Represents a single segment of speech (roughly equivalent to a phrase or sentence).
from moonshine_voice import TranscriptLine

Fields

text
str
UTF-8 encoded transcription text
start_time
float
Time offset in seconds from session start when speech began
duration
float
Duration of the speech segment in seconds
line_id
int
Unique 64-bit identifier for this line (stable across updates)
is_complete
bool
True when the segment is finalized, False while still being spoken
is_updated
bool
True if any field changed since the last transcript update
is_new
bool
True if this line was just added in the latest update
has_text_changed
bool
True if the text field specifically changed (subset of is_updated)
has_speaker_id
bool
True if speaker identification has completed for this line
speaker_id
int
Unique 64-bit identifier for the speaker (stable across sessions for same voice)
speaker_index
int
Sequential speaker number (0, 1, 2…) in order of first appearance
audio_data
List[float]
Raw 16kHz mono PCM audio data for this segment as floats (-1.0 to 1.0).

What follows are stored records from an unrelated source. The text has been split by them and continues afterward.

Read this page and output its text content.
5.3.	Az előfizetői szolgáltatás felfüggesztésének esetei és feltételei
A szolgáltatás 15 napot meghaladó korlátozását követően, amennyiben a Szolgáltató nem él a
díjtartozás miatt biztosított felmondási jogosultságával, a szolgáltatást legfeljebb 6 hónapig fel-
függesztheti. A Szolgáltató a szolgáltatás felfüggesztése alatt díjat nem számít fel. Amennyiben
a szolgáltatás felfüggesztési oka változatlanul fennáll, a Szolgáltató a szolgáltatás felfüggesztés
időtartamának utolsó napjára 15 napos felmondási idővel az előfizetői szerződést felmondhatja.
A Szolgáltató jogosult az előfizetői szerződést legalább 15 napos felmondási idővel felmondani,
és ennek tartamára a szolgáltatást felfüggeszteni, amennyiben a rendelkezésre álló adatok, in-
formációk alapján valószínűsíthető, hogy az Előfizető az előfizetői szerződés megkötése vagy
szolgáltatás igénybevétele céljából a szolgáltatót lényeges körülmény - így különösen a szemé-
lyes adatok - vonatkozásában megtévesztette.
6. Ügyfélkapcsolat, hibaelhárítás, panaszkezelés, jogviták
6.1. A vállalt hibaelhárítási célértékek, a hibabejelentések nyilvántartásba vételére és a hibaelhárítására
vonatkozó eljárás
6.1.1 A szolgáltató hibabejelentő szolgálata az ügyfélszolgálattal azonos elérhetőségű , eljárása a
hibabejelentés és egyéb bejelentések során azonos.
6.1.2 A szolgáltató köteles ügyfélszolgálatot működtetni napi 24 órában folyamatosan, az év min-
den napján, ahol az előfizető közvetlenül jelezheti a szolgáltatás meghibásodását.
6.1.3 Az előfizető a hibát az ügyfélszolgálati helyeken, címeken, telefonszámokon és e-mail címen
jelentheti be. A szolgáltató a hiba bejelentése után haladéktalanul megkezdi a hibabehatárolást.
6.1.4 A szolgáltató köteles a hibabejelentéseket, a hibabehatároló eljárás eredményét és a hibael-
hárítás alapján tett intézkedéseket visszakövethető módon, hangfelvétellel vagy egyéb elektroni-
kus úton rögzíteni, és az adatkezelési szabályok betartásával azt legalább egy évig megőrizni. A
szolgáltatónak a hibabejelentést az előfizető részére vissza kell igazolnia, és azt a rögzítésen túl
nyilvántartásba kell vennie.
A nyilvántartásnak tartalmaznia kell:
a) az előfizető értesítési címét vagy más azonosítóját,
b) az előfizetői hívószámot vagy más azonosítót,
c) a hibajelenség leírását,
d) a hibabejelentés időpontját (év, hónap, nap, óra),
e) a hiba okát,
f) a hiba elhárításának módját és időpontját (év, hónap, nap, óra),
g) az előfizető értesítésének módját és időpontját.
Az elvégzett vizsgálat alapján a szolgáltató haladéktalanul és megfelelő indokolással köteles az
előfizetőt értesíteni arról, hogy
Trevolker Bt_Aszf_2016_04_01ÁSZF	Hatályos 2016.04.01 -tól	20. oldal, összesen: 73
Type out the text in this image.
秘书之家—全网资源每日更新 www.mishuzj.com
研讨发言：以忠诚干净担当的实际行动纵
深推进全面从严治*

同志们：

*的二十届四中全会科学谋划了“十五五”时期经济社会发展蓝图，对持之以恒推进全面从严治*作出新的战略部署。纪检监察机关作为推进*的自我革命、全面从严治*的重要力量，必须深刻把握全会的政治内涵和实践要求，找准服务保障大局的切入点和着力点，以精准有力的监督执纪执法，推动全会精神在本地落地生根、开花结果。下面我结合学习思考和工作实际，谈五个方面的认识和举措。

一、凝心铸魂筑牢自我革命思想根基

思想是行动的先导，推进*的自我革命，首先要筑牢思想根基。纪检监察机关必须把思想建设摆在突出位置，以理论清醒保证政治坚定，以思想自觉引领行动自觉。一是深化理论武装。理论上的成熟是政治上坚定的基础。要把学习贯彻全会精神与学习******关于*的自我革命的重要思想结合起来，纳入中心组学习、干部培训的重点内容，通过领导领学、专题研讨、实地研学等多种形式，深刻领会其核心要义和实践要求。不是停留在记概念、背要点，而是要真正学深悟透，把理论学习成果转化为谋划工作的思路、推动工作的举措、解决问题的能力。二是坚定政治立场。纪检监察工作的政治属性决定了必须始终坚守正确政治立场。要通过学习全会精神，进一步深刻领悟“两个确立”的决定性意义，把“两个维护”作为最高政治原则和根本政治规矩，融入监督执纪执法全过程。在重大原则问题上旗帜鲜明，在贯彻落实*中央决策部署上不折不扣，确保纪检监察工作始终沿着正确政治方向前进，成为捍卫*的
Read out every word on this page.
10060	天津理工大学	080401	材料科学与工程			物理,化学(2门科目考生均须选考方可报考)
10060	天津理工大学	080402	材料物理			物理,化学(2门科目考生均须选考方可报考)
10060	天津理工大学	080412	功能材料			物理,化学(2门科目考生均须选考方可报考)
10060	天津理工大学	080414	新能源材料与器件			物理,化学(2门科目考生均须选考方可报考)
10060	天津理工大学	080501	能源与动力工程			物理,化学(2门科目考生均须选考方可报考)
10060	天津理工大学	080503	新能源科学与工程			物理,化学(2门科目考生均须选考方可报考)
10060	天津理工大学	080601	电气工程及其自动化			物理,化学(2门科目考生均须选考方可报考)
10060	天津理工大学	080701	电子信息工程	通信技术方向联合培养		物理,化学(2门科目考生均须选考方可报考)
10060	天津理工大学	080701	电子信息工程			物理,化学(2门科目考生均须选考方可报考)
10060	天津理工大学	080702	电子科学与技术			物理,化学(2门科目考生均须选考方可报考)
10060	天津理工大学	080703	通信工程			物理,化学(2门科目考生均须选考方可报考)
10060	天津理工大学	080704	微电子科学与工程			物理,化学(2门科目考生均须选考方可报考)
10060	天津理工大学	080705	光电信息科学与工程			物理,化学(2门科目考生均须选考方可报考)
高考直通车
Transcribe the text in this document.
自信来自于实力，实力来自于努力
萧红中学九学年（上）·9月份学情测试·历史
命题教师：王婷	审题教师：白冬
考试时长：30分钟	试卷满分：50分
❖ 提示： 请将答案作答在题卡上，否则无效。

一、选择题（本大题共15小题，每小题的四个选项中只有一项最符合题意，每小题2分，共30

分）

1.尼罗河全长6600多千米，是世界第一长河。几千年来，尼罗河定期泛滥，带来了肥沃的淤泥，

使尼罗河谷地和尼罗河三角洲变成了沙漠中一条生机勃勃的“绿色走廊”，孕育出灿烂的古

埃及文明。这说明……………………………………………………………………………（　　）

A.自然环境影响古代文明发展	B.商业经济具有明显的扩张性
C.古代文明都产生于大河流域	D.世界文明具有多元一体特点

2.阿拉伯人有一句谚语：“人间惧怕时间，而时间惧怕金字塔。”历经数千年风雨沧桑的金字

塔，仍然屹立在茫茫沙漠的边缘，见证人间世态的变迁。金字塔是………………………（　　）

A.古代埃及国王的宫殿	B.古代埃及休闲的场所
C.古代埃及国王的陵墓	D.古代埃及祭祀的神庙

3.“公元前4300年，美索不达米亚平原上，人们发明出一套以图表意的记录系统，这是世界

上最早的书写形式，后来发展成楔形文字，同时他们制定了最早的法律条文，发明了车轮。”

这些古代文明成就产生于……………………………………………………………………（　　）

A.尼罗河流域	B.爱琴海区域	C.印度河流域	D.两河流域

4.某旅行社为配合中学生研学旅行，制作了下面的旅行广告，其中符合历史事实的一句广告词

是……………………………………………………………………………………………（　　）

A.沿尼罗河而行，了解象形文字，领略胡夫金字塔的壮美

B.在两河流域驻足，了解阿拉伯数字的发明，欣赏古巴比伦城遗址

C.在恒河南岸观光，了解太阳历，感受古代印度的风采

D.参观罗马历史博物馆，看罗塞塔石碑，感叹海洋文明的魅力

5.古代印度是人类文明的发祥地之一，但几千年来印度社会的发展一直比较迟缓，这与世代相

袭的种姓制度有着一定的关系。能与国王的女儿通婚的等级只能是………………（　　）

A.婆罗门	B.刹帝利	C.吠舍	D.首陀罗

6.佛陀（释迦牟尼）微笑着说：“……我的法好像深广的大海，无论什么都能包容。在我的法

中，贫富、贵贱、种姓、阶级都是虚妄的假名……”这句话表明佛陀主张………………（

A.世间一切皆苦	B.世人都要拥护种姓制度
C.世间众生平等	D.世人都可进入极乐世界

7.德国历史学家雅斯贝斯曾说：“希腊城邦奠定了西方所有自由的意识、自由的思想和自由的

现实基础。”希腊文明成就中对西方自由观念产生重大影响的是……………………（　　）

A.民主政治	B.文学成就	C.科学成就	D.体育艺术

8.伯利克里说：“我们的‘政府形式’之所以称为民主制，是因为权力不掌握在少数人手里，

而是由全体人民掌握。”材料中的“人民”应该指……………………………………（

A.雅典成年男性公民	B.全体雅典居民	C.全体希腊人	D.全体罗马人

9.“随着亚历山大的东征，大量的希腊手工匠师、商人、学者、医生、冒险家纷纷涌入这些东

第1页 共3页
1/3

None if return_audio_data option is disabled.

Example

for line in transcript.lines:
    print(f"[{line.start_time:.2f}s] {line.text}")
    if line.has_speaker_id:
        print(f"  Speaker: {line.speaker_index}")
    print(f"  Duration: {line.duration:.2f}s")
    print(f"  Complete: {line.is_complete}")

Transcript

Container for a list of TranscriptLine objects, representing a complete transcription session.
from moonshine_voice import Transcript

Fields

lines
List[TranscriptLine]
List of transcript lines in chronological order

Methods

# Get full text
full_text = " ".join(line.text for line in transcript.lines)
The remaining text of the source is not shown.